France will set up self-service kiosks in airports, where third-country nationals can pre-register their biometric data and personal information before being directed to the booth for verification with the border guard. The same approach will be adopted for visitors arriving by bus, while tablet devices such as iPads will be used for the registration of car passengers at land and sea borders.

Germany also plans to install self-service kiosks at the airports to “pre-capture” biometric data before border checks. But given the little time for testing the full process, German authorities say “a stable working EES system seems to be unlikely in May 2023.”

Austria intends to install self-service kiosks at the airports of Vienna and Salzburg “in the course of 2023”. Later these will be linked to existing e-gates enabling a “fully automated border crossing”. Austrian authorities also explain that airport operators are seeking to provide more space for kiosks and queues, but works will not be completed before the system is operational.

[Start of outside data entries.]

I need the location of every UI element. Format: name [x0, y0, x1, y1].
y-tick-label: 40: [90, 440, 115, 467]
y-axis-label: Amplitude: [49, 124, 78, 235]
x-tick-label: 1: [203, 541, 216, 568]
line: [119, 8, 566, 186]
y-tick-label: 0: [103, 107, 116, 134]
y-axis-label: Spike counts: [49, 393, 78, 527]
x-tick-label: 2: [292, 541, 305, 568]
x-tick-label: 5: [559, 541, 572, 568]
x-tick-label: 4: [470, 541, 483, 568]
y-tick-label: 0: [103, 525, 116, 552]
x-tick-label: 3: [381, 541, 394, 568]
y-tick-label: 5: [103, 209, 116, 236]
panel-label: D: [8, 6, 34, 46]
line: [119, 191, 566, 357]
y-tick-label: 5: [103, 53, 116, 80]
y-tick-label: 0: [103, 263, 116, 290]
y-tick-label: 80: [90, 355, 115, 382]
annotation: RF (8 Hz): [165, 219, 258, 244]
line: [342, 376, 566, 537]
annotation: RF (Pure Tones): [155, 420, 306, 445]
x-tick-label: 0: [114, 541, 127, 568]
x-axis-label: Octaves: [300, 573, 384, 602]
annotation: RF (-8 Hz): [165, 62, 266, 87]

Italy is increasing the “equipment of automated gates in all the main  airport” and plans to install, at least in the first EES phase, about 600 self-service kiosks at the airports of Rome Fiumicino, Milan Malpensa, Venice and in those with “significant volumes of extra-Schengen traffic,” such as Bergamo, Naples, Bologna and Turin.

Switzerland, which is not an EU member but is part of the Schengen area, is also installing self-service kiosks to facilitate the collection of data. Norway, instead, will have “automated camera solutions operated by the border guards”, but will consider self-service options only after the EES is in operation.

Gradual introduction?

One of the possibilities still in consideration is the gradual introduction of the new system. The European Commission has proposed a ‘progressive approach’ that would allow the creation of “incomplete” passenger files for 9 months following the EES entry into operation, and continuing passport stamping for 3 months.

According to the responses, Italy is the only country favourable to this option. For Austria and France this “could result in more confusion for border guards and travellers”. French officials also argue that a lack of biometric data will “present a risk for the security of the Schengen area”.

France suggested to mitigate with “flexibility” the EES impacts in the first months of its entry into service. In particular, France calls for the possibility to not create EES files for third-country nationals who entered the Schengen area before the system becomes operational, leaving this task to when they return later.

This would “significantly ease the pressure” on border guards “during the first three months after entry into service,” French authorities said.